AYRES BRITTO: Despoluímos as ruas com aquela lei de 2006, que está sendo aplicada pela primeira vez em eleições municipais. Não permitimos mais aquela poluição de cartazes, nem se pode mais fazer showmício. Isso dá a impressão de uma campanha insossa, insípida. Há uma paz geral que não é a paz do túmulo, é a paz dos ânimos menos exaltados. O que queremos é uma eleição mais participativa, não uma eleição fratricida.

O caixa 2 ainda preocupa?

AYRES BRITTO: É preciso que o candidato evite, intransigentemente. Quem faz caixa dois financia ilicitamente a campanha. E os financiadores ilícitos cobram. Isso se traduz em corrupção, desvios de verbas, dispensa de licitação, superfaturamento, concessão e permissão na utilização de serviços públicos.

A Justiça Eleitoral tem capacidade para coibir isso?

AYRES BRITTO: É preciso que toda a Justiça Eleitoral prime por um rigor na prestação de contas dos candidatos. É talvez o maior ponto de fragilidade estrutural do sistema. A eleição é uma competição e a tentação do ganho eleitoral muitas vezes é forte demais para a frágil natureza humana.

É a favor do financiamento público de campanha?

AYRES BRITTO: Sim. Não é a saída ideal. Entre o financiamento público total e o risco de caixa dois, não tenho dúvida: fico com o financiamento público.

O que acha da arrecadação de recursos pela internet?

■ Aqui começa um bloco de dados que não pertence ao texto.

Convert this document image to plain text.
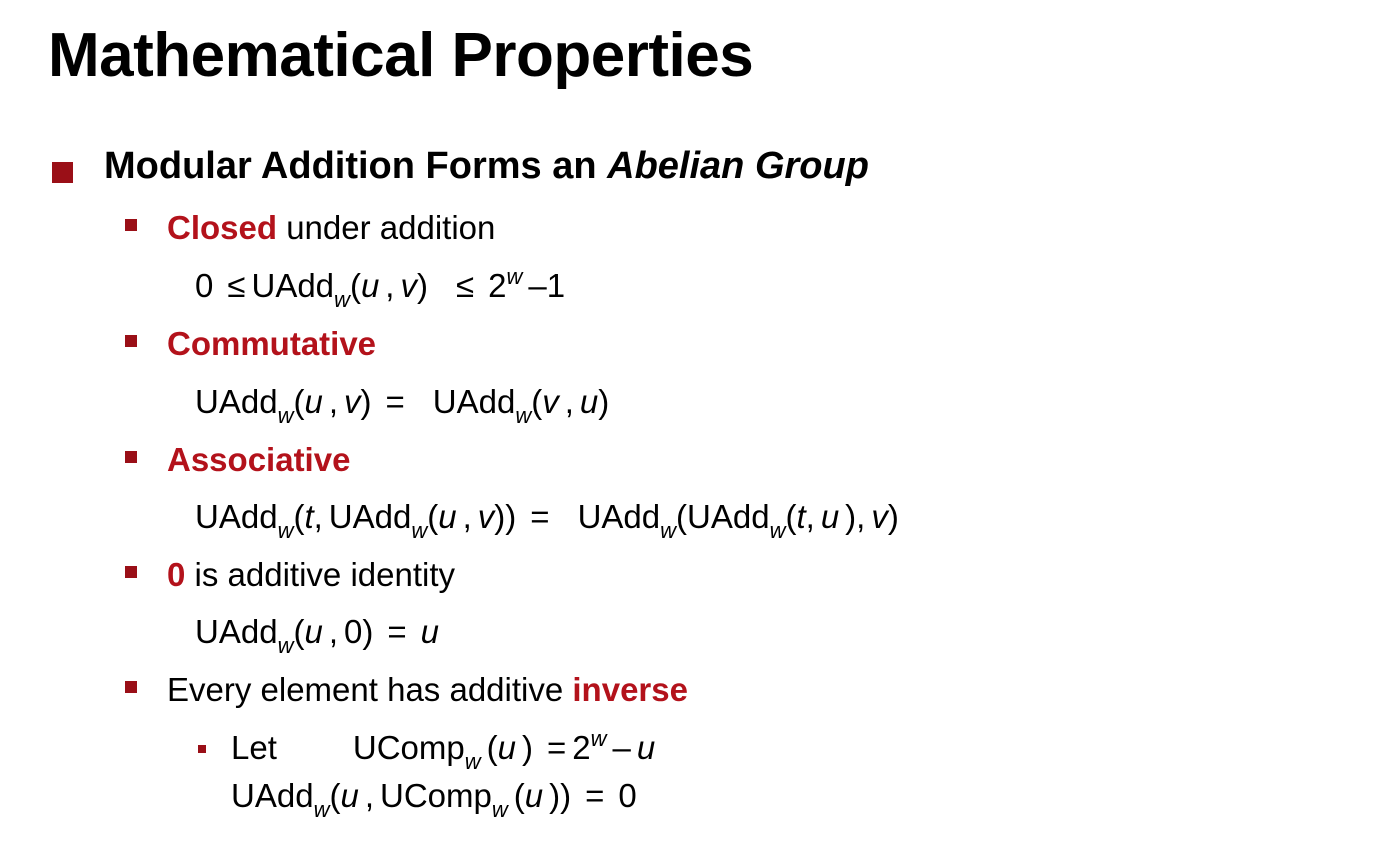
Mathematical Properties
Modular Addition Forms an Abelian Group
Closed under addition
0 ≤ UAdd$_w$(u , $v) \le 2^w$ –1
Commutative
UAdd$_w$(u , v) = UAdd$_w$(v , u)
Associative
UAdd$_w$(t, UAdd$_w$(u , v)) = UAdd$_w$(UAdd$_w$(t, u ), v)
0 is additive identity
UAdd$_w$(u , 0) = u
Every element has additive inverse
Let UComp$_w$ (u ) = $2^w$ – u
UAdd$_w$(u , UComp$_w$ (u )) = 0
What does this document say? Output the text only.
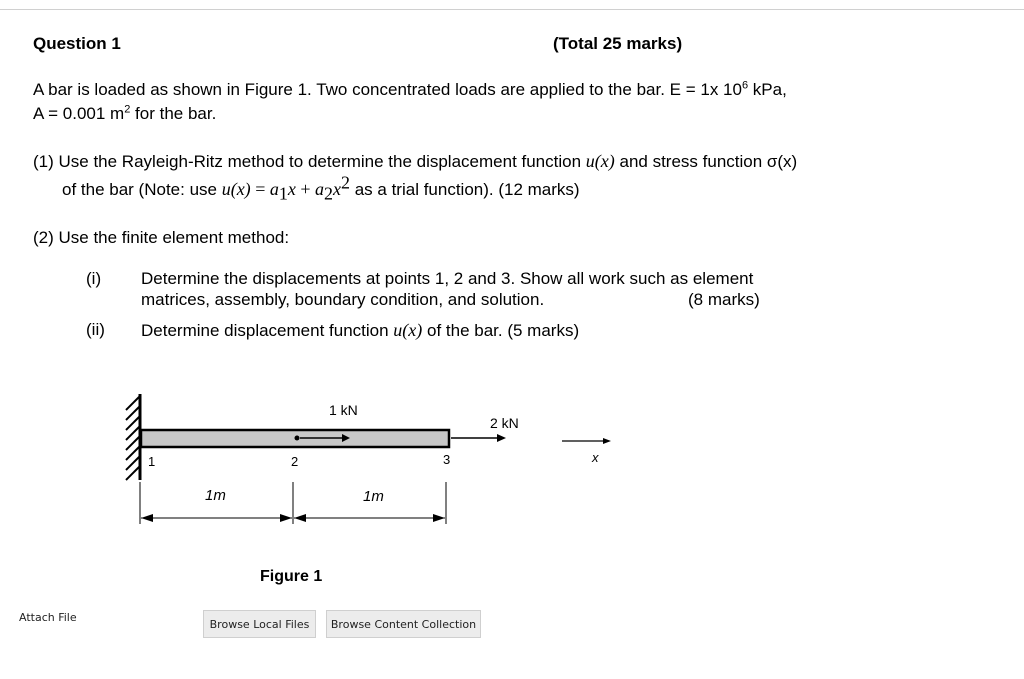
Question 1	(Total 25 marks)
A bar is loaded as shown in Figure 1. Two concentrated loads are applied to the bar. E = 1x $10^6$ kPa,
A = 0.001 $m^2$ for the bar.
(1) Use the Rayleigh-Ritz method to determine the displacement function u(x) and stress function σ(x)
of the bar (Note: use $u(x) = a_1x + a_2x^2$ as a trial function). (12 marks)
(2) Use the finite element method:
(i) Determine the displacements at points 1, 2 and 3. Show all work such as element
matrices, assembly, boundary condition, and solution.	(8 marks)
(ii) Determine displacement function u(x) of the bar. (5 marks)
1 kN
2 kN
1	2	3	x
1m	1m
Figure 1
Attach File	Browse Local Files	Browse Content Collection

AYRES BRITTO: Simpatizo muito com essa idéia. Mas é preciso identificar a origem da doação. E isso é possível.

Já votou em branco?

AYRES BRITTO: Não. Termino dizendo a mim mesmo: eleição é como a própria vida, nem sempre nos oferece uma opção clara entre o bom e o ruim. Descarto aquele que sei que vai dinamitar as bases da democracia.